Energie : Donner un nouvel élan à la politique énergétique et climatique européenne




Parmi les dix priorités de la nouvelle Commission européenne présidée par Jean-Claude Juncker figure en bonne place la volonté de donner un nouvel élan à la politique énergétique et climatique européenne. De fait, l’Europe de l’énergie est aujourd’hui en crise, au point de devenir une pomme de discorde entre États membres, dans un contexte marqué par le conflit russo-ukrainien, par la crise des marchés de l’électricité et du carbone et par une absence de coordination entre les politiques nationales.

Ce constat a été détaillé dans un premier rapport de France Stratégie paru en janvier 2014, qui regroupait les analyses de trois économistes européens : Marc Oliver Bettzüge, directeur de l’Institut de l’économie de l’énergie à l’université de Cologne ; Dieter Helm, professeur de politique énergétique à Oxford ; et Fabien Roques, professeur associé à l’université Paris-Dauphine et vice-président de Compass Lexecon.

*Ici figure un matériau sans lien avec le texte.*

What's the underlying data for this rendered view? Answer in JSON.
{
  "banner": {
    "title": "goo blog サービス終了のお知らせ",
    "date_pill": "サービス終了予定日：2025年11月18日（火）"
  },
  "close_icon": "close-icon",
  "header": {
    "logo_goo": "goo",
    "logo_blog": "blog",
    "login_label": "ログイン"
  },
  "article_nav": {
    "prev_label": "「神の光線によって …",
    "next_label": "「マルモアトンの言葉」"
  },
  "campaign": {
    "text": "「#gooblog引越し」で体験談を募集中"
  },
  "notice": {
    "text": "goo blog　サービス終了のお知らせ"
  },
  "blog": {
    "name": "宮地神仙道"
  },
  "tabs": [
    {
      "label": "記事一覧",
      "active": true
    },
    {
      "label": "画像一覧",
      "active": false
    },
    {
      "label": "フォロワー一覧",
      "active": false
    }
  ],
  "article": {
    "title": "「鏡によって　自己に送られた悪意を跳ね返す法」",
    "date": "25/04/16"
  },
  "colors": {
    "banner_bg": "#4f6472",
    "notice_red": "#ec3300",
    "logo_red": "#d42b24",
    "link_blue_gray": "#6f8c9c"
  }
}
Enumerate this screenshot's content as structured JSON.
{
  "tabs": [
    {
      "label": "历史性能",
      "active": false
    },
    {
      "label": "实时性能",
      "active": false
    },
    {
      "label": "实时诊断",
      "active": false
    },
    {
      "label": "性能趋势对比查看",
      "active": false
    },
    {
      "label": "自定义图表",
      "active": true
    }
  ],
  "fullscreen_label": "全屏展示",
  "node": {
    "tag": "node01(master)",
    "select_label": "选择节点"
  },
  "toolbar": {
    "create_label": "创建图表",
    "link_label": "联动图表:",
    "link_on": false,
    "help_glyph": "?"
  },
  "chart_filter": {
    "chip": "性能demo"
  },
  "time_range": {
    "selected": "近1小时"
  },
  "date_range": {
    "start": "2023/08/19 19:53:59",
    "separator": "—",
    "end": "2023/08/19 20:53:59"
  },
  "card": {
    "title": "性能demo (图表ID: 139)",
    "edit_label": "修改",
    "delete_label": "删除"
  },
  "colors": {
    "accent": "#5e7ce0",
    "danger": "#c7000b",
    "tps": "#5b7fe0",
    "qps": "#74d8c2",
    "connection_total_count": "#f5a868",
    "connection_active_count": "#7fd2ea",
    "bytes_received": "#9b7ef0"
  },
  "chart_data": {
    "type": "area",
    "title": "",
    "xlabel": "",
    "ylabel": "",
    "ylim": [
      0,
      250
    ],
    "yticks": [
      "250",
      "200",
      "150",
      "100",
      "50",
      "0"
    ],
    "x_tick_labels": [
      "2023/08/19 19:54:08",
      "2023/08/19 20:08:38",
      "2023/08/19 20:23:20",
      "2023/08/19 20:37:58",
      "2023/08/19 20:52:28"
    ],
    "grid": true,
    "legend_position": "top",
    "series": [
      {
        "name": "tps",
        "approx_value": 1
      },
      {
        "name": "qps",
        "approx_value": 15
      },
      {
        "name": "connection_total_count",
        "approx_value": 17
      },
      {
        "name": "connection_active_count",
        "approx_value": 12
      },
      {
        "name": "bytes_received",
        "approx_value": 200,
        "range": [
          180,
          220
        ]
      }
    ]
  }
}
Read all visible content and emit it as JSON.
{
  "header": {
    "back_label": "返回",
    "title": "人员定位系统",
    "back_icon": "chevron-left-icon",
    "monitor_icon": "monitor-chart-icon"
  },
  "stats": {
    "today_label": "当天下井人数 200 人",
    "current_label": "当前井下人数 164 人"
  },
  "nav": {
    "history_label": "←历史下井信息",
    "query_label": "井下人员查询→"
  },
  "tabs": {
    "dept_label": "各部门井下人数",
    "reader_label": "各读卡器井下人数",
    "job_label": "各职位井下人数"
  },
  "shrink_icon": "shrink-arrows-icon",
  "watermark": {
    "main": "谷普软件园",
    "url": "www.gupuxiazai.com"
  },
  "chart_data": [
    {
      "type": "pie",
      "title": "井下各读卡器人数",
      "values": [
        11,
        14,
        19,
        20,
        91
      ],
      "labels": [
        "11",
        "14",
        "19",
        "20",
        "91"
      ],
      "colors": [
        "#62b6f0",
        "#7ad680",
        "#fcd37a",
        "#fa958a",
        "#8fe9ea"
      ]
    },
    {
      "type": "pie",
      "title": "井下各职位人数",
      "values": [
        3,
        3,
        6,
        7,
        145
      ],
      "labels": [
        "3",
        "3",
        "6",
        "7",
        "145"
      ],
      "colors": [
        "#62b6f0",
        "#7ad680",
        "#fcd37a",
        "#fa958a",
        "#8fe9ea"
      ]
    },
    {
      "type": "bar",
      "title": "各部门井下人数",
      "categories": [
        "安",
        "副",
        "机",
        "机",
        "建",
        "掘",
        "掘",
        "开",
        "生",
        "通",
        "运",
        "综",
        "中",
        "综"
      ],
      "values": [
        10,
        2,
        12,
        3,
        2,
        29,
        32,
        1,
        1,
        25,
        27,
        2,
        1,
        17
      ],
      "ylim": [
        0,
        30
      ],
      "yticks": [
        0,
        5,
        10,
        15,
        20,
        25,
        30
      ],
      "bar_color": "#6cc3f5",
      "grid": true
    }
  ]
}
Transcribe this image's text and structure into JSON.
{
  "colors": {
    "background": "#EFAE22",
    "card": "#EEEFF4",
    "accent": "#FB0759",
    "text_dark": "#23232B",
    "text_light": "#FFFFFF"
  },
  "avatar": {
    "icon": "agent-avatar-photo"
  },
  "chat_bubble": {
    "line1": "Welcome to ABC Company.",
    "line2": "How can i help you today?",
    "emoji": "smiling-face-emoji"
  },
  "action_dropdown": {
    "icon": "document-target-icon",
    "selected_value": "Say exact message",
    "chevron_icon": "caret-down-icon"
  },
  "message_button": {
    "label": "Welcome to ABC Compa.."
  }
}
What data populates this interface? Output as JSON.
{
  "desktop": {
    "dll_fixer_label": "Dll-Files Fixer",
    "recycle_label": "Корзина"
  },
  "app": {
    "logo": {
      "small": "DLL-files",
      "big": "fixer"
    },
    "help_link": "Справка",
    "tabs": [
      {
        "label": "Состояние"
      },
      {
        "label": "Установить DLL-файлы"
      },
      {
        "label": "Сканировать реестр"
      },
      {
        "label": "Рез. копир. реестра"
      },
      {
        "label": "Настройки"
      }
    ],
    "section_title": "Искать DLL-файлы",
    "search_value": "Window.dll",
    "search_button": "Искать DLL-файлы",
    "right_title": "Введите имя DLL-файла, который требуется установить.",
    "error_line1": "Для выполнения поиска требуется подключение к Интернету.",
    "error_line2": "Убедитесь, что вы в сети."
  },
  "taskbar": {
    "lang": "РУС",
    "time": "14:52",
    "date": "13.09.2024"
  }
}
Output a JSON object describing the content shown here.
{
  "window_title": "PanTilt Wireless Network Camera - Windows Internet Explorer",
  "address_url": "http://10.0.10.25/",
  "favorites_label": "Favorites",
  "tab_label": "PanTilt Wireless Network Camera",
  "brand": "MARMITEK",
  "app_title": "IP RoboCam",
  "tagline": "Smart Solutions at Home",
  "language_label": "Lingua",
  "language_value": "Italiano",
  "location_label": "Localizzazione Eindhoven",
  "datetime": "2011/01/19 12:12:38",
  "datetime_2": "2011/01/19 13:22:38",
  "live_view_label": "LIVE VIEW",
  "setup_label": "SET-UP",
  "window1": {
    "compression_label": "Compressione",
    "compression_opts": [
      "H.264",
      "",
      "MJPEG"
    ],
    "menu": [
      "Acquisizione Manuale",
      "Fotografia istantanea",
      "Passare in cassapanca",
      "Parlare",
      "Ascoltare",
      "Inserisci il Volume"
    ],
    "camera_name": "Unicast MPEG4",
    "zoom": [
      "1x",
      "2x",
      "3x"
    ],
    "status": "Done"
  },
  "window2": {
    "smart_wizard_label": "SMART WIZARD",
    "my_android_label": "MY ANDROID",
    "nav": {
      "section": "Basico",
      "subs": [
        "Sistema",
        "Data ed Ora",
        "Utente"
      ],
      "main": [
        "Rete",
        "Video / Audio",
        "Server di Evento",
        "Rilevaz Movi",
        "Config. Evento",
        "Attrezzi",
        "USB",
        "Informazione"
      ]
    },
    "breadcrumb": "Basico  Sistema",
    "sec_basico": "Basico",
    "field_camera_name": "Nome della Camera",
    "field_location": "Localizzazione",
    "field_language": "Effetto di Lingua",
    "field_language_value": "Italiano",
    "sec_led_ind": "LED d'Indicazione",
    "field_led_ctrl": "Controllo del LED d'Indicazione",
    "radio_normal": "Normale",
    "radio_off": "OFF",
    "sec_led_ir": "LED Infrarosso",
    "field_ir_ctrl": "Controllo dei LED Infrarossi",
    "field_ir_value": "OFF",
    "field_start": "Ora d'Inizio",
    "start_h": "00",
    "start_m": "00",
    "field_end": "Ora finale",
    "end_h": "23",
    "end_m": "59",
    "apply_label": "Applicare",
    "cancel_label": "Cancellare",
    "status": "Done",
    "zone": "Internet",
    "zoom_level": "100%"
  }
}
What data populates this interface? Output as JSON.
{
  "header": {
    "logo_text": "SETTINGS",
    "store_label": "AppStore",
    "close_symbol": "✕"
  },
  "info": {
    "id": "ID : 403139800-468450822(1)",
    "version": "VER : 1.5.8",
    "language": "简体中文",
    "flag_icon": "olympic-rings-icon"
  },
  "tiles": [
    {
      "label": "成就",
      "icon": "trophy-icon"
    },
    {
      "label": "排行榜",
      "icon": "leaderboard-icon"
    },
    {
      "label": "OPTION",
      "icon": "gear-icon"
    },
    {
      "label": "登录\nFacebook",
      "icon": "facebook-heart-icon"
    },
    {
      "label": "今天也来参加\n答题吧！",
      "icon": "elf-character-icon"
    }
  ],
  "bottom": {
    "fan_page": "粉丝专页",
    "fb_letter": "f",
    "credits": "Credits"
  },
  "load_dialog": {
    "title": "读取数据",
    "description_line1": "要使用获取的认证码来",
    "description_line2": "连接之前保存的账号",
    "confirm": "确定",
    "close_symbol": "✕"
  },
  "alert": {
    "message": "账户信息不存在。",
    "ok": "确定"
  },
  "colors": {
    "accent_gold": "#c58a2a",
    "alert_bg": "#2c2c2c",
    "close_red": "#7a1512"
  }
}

Cette nouvelle étude, qui inclut les contributions des mêmes experts, propose un certain nombre d’actions pour corriger les défaillances du système actuel et pour construire une nouvelle politique européenne de l’énergie. Il part des constats suivants, désormais largement partagés :

> la crise économique et l’essor de nouveaux moyens de production, en particulier les énergies renouvelables (EnR) intermittentes, rémunérées en dehors du marché, mais aussi les centrales thermiques, ont conduit à une situation de surcapacité, à un effondrement des prix sur le marché de gros et à la fermeture, par manque de rentabilité, de centrales à gaz, menaçant la sécurité d’approvisionnement électrique ;
> les prix constatés aujourd’hui sur le marché de gros de l’électricité et les incertitudes sur leur évolution ne permettent pas le déclenchement des investissements nécessaires pour assurer la production à l’horizon 2030 ;
> dans le même temps, les prix de l’électricité pour les consommateurs, particuliers et industriels, ont fortement augmenté, accentuant la précarité énergétique, accroissant les écarts entre pays européens et le reste du monde, et fragilisant la compétitivité des acteurs industriels dans un climat économique déjà morose ;
> l’Union européenne est très proche de son objectif de réduction de ses émissions de gaz à effet de serre de – 20 % à horizon 2020 (par rapport à 1990), mais cette baisse est en grande partie attribuable à la mutation de son économie vers les services, aux prix élevés du pétrole (jusqu’à la fin du premier semestre 2014) à l’augmentation des prix des énergies fossiles (jusqu’en 2014) et à la crise économique ; dans certains États membres, les émissions de CO2 ont même recommencé à augmenter suite à un recours accru au charbon pour la production d’électricité ;
> certains États membres sont très dépendants du gaz russe, ce qui conduit à une relation asymétrique dans la négociation des contrats gaziers.

La création d’une véritable Union de l’énergie est donc plus que jamais à l’ordre du jour. Dans sa séance de mars 2015, le Conseil européen a choisi de la faire reposer sur cinq piliers, hérités des politiques qui ont façonné l’Europe de l’énergie depuis une vingtaine d’années : la pleine intégration du marché européen de l’énergie, avec pour corollaire la construction de réseaux gaziers et électriques transfrontaliers ; la décarbonisation de l’économie ; l’efficacité énergétique comme moyen de modérer la demande ; la sécurité énergétique ; et enfin la recherche, l’innovation et la compétitivité.

L’Union européenne cherche ainsi à se positionner en bon élève de la lutte contre le changement climatique à l’approche de la COP21, à développer la solidarité entre ses membres en matière d’approvisionnement en gaz et à relancer son industrie. On ne peut qu’approuver de telles orientations. On peut douter cependant qu’elles donnent l’impulsion suffisante à la renaissance de cette Union.